Les vieux arbres géants du Canada de plus en plus exportés en Asie
La forêt ancienne a presque complètement disparu sur l'île de Vancouver; le Canada est le dernier pays du G7 pour la protection des aires terrestres.

Cet arbre de plusieurs centaines d'années a été abattu par une compagnie forestière, l'an dernier, sur l'île de Vancouver.
Photo : TJ Watt
Prenez note que cet article publié en 2019 pourrait contenir des informations qui ne sont plus à jour.
Des siècles pour pousser. Quelques heures pour être coupés. Le Canada exporte des quantités records d'arbres vers les marchés asiatiques ces dernières années.
La souche mesure au moins deux mètres de diamètre. On pourrait s'y coucher sans dépasser. Autour de nous, une immense coupe à blanc, comme un carreau dans une forêt transformée en damier.

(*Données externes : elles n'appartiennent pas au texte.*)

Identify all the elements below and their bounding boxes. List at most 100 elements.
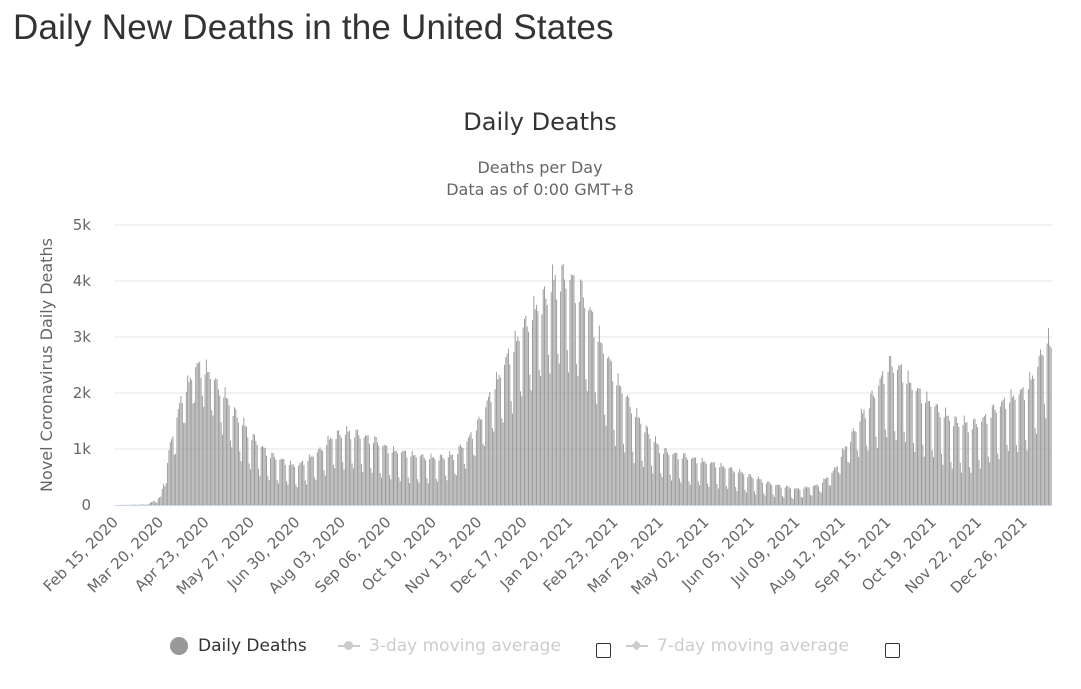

Nous sommes à Port Renfrew, municipalité autoproclamée « capitale canadienne des grands arbres ». Sur l'île de Vancouver, certaines souches mesurent jusqu'à six mètres de diamètre, ce qui témoigne de l'âge qu'avaient ces arbres avant d'être abattus.
Dans la forêt pluviale tempérée de l'Ouest, qui capte particulièrement bien le carbone, certains arbres ont plus de 1000 ans.
« Ce sont des écosystèmes importants pour les espèces en danger, pour le climat, pour le tourisme, pour la culture autochtone, explique TJ Watt, de l'Ancient Forest Alliance. La protection de ces arbres est vraiment déficiente. »
« Cette forêt est coupée à un rythme de 10 000 terrains de football par an. »
Comment l'intensité des coupes peut-elle se maintenir, alors que l'industrie forestière a connu un important déclin ces dernières années, avec une vingtaine de fermetures de scieries en Colombie-Britannique? La réponse se trouve du côté de l'Asie.
La quasi-totalité des troncs exportés depuis le Canada vient de Colombie-Britannique.
Les usines canadiennes ont priorité sur l'exportation, mais comme elles sont moins nombreuses et que la demande est forte ailleurs, les billes de bois d'ici partent à l'étranger sur de gigantesques navires.
En plus, les acheteurs japonais ou chinois sont prêts à payer plus cher nos arbres. Ironiquement, certains produits créés avec ce bois, comme des meubles, finissent par revenir chez nous et être achetés par les Canadiens.
Au milieu d'une coupe à blanc vieille de sept ou huit ans, un gigantesque douglas apparaît. Il mesure 66 mètres de haut et 4 mètres de diamètre à sa base.
L'arbre a été laissé là par la compagnie forestière à la demande d'un ingénieur forestier qui s'était ému qu'on coupe ce géant de plusieurs siècles.
Couper ces arbres est légal, puisque le territoire n'est pas protégé.
Les compagnies forestières rappellent que leurs activités génèrent des milliards de dollars et emploient des dizaines de milliers de Canadiens.
La Colombie-Britannique se vante d'offrir une protection à 55 % de la forêt ancienne, mais c'est un chiffre à prendre avec des pincettes, selon Andrea Inness, d'Ancient Forest Alliance. « Les 55 % sont un pourcentage de la forêt encore debout, mais le chiffre n'inclut pas tout ce qui existait à l'origine. Selon cette logique, plus on coupe en dehors des zones protégées et plus le pourcentage de protection augmente. »
Même si la foresterie est de compétence provinciale, l'exportation de ressources naturelles est de responsabilité fédérale. Ottawa peut intervenir dans la conservation des milieux naturels.
« Le gouvernement fédéral devrait demander à chaque province d'adopter les cibles de conservation des aires terrestres protégées sous l'égide de la Convention de l'ONU sur la biodiversité : 17 % d'ici 2020. »
En ce moment, le Canada protège 10,7 % du territoire terrestre, ce qui en fait le plus mauvais élève de tous les pays du G7.
De son côté, la Chine protège de plus en plus ses forêts. Selon les données de l'ONU, les Chinois conservent 15,6 % de leur territoire terrestre, soit plus que le Canada.